Also schied dieser Gast, dessen Nahmen ich nicht erfahren konte, von mir, ich gieng zurück an meine Arbeit, und blieb biß zu Ende des Novembris in meiner Station, brachte alle unter der Hand gehabte Massen und Mixturen so weit zu rechte, daß sie bey genauer Untersuchung nicht getadelt werden konten, kauffte mir ein gutes Pferd und reisete darvon, ohngeacht mich der neue Patron sehr inständig zum längern dableiben animiren, und meinen Lohn um die Helffte verbessern wolte.

In Hoffnung war ich nunmehro ein sehr reicher Mensch, an baaren Gelde aber hatte doch auch so viel, daß mich in Deutschland auch an dem aller vornehmsten Orte zu etabiliren getrauen konte. Allein die Sache bekam in wenig Tagen ein gantz anderes Ansehen, denn auf der Reise nach Cassel zu, wurde ich eines Morgens gar früh, und zwar im Walde, bey sehr strenger Kälte, von 4. Strassen-Räubern angehalten und genöthiget, ihnen alles bey mir habende Geld, nebst andern Sachen, und so gar den Mantel-Sacke zu überlassen, denn zwey von diesen Buben setzten mir ihr aufgezogenes Gewehr in die Seiten, da inzwischen die beyden andern mein[304] Vermögen auspresseten. Dem ohngeacht muste es vor eine besondere Gnade passiren, daß sie mir nicht allein mein Pferd, sondern auch ein klein Paquet gediehenes Gold, nicht abnahmen, welches letztere ich, ihnen unbewust, auf der Brust an einer güldenen Kette hangen hatte.
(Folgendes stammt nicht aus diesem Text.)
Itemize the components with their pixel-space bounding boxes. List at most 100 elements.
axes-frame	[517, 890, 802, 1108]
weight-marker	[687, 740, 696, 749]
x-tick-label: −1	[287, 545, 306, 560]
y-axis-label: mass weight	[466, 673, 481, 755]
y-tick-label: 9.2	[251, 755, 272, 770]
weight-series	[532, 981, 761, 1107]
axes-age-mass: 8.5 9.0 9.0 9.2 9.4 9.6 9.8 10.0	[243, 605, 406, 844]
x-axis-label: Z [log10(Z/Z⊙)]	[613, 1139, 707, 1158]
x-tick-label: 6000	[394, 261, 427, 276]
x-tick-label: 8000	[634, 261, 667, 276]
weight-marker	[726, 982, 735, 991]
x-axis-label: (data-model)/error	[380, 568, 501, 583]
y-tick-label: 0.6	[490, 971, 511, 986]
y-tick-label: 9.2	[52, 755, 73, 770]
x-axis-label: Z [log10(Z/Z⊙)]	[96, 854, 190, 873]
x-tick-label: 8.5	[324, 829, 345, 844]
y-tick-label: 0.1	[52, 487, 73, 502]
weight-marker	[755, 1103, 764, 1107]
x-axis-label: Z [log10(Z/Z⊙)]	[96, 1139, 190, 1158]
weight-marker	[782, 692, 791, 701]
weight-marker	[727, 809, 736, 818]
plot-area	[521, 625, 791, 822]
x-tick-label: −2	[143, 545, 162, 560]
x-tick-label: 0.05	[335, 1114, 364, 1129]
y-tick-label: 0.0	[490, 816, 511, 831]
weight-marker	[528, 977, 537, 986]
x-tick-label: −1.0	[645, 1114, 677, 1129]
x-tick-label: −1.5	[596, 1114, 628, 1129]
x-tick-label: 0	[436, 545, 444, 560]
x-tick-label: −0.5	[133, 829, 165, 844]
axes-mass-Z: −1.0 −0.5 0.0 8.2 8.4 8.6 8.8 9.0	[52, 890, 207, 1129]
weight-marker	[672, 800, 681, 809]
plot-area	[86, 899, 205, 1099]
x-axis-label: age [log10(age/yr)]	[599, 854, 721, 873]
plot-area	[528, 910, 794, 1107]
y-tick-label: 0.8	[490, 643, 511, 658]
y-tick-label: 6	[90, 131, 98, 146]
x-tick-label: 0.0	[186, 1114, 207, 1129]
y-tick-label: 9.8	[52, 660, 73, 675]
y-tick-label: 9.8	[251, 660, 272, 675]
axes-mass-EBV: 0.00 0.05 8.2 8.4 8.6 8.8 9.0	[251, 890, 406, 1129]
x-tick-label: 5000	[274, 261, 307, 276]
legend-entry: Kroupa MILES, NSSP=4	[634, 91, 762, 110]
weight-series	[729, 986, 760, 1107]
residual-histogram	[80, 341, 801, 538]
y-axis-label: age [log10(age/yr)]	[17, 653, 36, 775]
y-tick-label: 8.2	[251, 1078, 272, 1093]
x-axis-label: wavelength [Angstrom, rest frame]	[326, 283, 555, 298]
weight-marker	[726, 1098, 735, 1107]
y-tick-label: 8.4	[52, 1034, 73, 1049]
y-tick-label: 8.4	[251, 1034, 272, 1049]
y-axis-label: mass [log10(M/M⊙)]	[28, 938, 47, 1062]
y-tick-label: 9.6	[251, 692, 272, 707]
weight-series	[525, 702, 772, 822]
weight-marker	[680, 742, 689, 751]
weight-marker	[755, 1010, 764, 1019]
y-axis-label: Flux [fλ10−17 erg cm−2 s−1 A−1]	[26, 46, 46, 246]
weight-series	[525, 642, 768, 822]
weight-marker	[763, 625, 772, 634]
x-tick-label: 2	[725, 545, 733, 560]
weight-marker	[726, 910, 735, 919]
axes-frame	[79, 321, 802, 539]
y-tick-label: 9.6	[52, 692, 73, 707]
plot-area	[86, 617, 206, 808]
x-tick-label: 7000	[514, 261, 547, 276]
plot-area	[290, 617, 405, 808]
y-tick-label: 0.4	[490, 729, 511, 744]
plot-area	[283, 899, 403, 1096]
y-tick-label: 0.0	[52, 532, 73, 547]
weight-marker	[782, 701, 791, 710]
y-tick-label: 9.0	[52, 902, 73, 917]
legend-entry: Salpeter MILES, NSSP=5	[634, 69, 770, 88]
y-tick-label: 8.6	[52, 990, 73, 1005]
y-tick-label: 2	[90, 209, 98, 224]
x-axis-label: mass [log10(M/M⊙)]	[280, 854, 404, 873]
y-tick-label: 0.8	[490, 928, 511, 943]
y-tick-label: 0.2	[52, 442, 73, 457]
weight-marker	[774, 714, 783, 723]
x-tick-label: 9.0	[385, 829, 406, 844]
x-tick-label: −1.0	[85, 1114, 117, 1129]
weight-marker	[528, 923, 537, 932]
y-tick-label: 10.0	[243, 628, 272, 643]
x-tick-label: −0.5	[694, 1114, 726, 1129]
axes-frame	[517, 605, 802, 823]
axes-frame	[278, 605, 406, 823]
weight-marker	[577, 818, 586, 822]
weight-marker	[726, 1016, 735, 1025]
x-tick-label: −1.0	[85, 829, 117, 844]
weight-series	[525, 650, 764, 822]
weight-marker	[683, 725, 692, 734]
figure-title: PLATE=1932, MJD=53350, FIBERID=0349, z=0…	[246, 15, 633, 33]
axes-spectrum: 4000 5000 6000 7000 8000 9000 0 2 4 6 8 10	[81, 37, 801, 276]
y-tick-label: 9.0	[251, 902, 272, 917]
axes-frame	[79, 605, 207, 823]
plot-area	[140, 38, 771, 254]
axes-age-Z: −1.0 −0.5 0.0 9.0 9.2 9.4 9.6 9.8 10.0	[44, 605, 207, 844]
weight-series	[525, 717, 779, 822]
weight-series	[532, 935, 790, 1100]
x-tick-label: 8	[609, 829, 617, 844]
Ich machte unterwegens nicht viel Wesens von diesem mir passirten Streiche, um desto sicherer vor den Nachstellungen solcher Leute zu seyn, nahm mich aber besser in acht, und reisete niemahls alleine, biß ich endlich 12. Tage vor Weyhnachten, die Residentz-Stadt Cassel erreichte, und mich bey dem bezeichneten Wirth einlogirte. Allda verkauffte ich mein Pferd mit Sattel und Zeug vor 62. Thlr. zehrete sehr spaarsam, und wartete mit Schmertzen, nicht so wohl auf das erfreuliche Weyhnachts-Fest, sondern vielmehr auf die erqvickende Gegenwart des unvergleichlichen Daniels.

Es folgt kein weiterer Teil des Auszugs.